There’s bad news in the national accounts, and then there’s worse news.
The bad news is the sharp slowdown in the economy over the three months, with real GDP growth stumbling lower to 0.2 per cent, from 0.6 per cent in the previous period.
Household spending was squashed, but still added a little to growth, as we saved the smallest proportion of our pay in nearly 15 years.
Mortgage costs have doubled in the space of a year.
But, as Jim Chalmers said, none of this is surprising.
That’s the point, after all, of the Reserve Bank’s string of rate rises.
Indeed, if the economy wasn’t slowing, we’d be in even more trouble because Philip Lowe – and his presumed replacement come September – would have to keep turning the screws on indebted homeowners.

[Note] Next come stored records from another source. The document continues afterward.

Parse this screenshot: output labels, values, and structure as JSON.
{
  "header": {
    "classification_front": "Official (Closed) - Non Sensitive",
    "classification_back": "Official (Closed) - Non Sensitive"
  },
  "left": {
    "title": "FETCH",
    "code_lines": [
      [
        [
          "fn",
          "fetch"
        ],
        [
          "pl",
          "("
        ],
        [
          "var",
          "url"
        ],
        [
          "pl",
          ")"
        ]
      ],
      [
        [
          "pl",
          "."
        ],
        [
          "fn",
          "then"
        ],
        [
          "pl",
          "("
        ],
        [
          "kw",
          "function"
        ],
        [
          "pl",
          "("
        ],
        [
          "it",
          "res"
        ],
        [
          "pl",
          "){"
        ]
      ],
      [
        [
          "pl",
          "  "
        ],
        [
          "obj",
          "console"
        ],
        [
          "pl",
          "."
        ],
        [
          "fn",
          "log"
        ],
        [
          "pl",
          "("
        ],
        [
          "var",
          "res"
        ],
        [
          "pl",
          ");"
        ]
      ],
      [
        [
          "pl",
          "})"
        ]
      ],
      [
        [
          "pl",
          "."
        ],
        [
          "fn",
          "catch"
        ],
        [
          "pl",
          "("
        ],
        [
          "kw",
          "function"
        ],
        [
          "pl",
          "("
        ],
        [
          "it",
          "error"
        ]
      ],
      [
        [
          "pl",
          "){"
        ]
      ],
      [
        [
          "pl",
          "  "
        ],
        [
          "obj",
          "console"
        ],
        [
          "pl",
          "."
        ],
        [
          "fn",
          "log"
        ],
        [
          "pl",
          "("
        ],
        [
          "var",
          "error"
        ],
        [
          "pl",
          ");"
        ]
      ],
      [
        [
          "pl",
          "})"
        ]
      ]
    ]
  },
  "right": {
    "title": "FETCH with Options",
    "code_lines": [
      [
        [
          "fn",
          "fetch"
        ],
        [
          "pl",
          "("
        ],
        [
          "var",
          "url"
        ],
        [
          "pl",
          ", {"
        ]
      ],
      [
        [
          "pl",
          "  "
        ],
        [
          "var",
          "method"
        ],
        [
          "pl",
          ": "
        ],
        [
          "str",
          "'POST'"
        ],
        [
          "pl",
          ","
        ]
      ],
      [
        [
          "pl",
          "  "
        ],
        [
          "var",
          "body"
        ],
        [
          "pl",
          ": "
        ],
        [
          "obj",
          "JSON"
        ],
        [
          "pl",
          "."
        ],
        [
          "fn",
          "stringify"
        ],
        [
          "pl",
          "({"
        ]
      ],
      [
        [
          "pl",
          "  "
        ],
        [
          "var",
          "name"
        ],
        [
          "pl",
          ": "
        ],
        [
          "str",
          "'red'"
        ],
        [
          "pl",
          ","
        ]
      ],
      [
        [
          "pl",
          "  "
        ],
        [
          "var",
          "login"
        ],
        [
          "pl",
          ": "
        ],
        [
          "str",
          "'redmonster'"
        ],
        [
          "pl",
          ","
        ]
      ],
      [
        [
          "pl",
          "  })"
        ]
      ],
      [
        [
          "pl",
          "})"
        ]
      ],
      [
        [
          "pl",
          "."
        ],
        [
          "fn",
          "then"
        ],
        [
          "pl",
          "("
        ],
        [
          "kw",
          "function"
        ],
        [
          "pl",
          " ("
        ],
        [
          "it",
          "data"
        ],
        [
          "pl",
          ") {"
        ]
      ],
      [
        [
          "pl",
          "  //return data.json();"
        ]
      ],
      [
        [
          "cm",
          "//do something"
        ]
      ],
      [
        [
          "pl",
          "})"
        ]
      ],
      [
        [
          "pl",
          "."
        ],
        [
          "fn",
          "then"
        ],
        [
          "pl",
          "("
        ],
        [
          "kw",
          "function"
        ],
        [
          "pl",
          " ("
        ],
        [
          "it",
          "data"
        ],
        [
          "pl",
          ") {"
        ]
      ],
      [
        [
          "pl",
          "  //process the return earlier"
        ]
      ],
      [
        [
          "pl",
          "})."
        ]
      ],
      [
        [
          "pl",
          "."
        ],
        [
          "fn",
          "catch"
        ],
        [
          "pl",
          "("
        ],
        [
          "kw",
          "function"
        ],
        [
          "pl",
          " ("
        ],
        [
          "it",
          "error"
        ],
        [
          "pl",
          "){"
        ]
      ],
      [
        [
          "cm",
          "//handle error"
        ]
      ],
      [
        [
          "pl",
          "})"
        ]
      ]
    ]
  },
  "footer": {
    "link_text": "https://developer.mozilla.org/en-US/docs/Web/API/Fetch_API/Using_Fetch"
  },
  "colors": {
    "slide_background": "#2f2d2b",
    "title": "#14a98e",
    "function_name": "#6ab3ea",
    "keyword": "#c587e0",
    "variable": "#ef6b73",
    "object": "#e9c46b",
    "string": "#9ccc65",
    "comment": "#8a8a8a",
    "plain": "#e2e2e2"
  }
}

Lowe is trying to slow the economy without crashing it, something he and the Treasurer have both said is “difficult”. That could be the understatement of the century, but so far, so good.
Which brings us to the worse news.
The national accounts reveal this job of easing a once-in-a-generation inflation pulse out of the system without sending too many workers to the dole queue is getting harder.
The ABS figures show productivity plunged by 4.6 per cent in the year to March – the biggest drop on record.
With productivity in reverse, businesses are suffering large increases in “unit labour costs” – which are essentially nominal wages growth minus productivity.
Through time, growth in unit labour costs have tended to match inflation, and they have now accelerated to 7.9 per cent in the year to March, from 6.9 per cent in December.
Lowe has made it abundantly clear that wages growth at current levels (at 3.7 per cent) is not consistent with returning inflation back to the 2-3 per cent target range without a return to the “moderate” pre-pandemic productivity growth rates of about 1 per cent.
Of course, there’s nothing the Reserve Bank can do to get productivity going again, other than trying to keep the economy on an “even keel”.
That leaves the ball in the government’s court.
But boosting productivity is a process that happens over the course of years, not months.
Finance Minister Katy Gallagher recognised that reality, telling breakfast radio “we’re not going to turn (the recent poor productivity performance) around in 12 months”.
“I don’t think anyone would pretend otherwise,” Gallagher said.
The message from Lowe of a quick turnaround was not encouraging.
“It is possible that with the pandemic now behind us, productivity growth will pick up. But there is considerable uncertainty here,” he said.
If nobody can really do anything about productivity in the short term, and wages continue to climb, then that leaves the queasy feeling that rates could well be heading into the 5s.
That would be the worst news of all.